Many Brits are planning a winter sports holiday over the coming months. New research shows that one in five travellers are not taking out insurance, and the costs of an accident on the slopes can be huge.
This figure rises to a quarter of 15-24 year olds.
Every year there are numerous incidents where families are faced with huge medical bills following an accident on the slopes. This is often because people have not taken out travel insurance, or have not read the small print of their policy. The costs of an accident on the slopes can be significant - a fractured leg in the United States could land you with a medical bill of up to £40,000. A knee injury in Austria could set you back £8,000. Not getting covered or not training beforehand is just not worth the risk.
Lynda St Cooke from the Foreign Office, said:
“We strongly advise anyone hitting the slopes this winter to take out comprehensive travel insurance and make sure you have an up to date EHIC card. Don’t forget to check the small print - most insurance policies will not cover you if you’re under the influence of alcohol or venture off-piste. If you’re unlucky enough to have an accident and you’re not covered, you could find yourself thousands of pounds out of pocket.”
Winter sports checklist:
Before you go:
- Be physically prepared. This will help you get the most out of your trip and reduce your risk of injury. Good to practice sports include cycling and running. Also - don’t push yourself too far - there’s no shame in calling it a day early if you’re tired and enjoying the rest of the afternoon in the spa. Most injuries occur on the last run of the day when you’re tired.

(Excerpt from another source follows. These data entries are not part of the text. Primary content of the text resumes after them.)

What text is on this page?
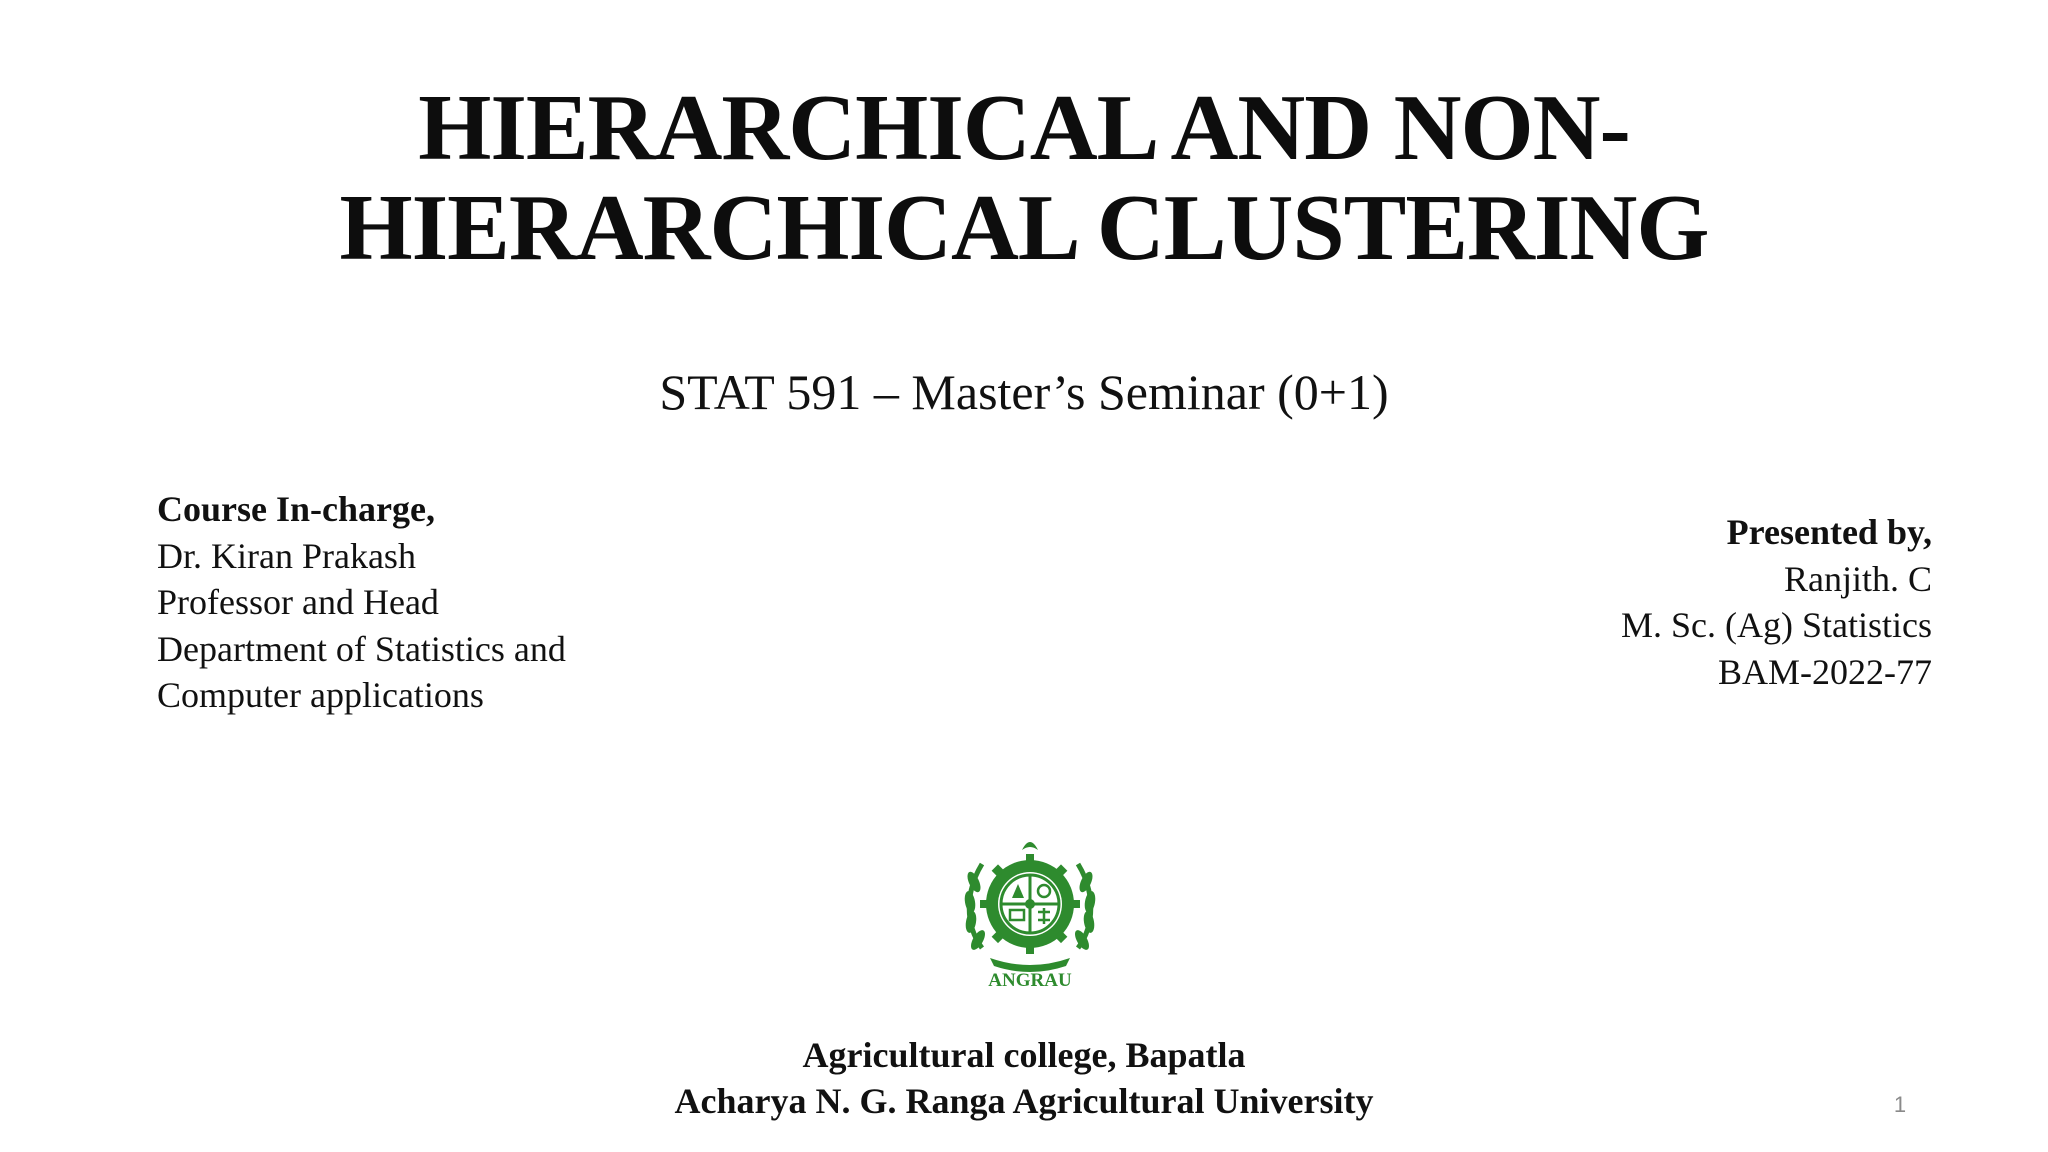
HIERARCHICAL AND NON-
HIERARCHICAL CLUSTERING
STAT 591 – Master’s Seminar (0+1)
Course In-charge,
Dr. Kiran Prakash
Professor and Head
Department of Statistics and
Computer applications
Presented by,
Ranjith. C
M. Sc. (Ag) Statistics
BAM-2022-77
ANGRAU
Agricultural college, Bapatla
Acharya N. G. Ranga Agricultural University	1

- Get the right insurance. When buying travel insurance make sure it covers all activities you might participate in e.g. sleigh rides, bob sleigh, Heli Skiing, snowboarding etc and check the small print for any hidden clauses e.g. “only covered off piste with a guide”
- Stay sun safe. Perhaps not the obvious things to pack for a winter holiday but the sun is much stronger at altitude, and you get a double hit when it reflects off the snow so sunglasses and high factor sun cream are essential items to avoid risk of burn and protect your eyes.
When you’re there:
- Know your limits. A night of apres ski or a boozy lunch can affect you more quickly at high altitudes. Be aware of your limits to stay safe on and off the slopes. If walking home at night make sure you keep to the designated resort paths and wrap up warm.
- Keep hydrated. Exercise in high altitude can lead your body to tire and dehydrate faster than usual so you’ll need to drink between four to six litres of water a day.
- Stretch and warm up. Cold weather can cause tension in your muscles making them more prone to injury. Make sure you stretch well by doing a few warm up exercises before you hit the slopes.
- Choose the right piste for your level. It might be tempting to impress your friends with that black run but overstretching yourself may lead you down a slippery slope. Also be aware that grading levels can be different; what may be a blue run in France may be a red run in Austria.
- Be sensible off piste. If you’re seeking fresh powder and unless you are trained, it is sensible to go with a group led by a professional guide. Pack the right equipment such as a probe pole and shovel.
- Be avalanche aware. Make sure you read or listen to the daily avalanche forecast to minimise your risk of being caught in one. The steeper the slope you ski on, the greater the avalanche risk.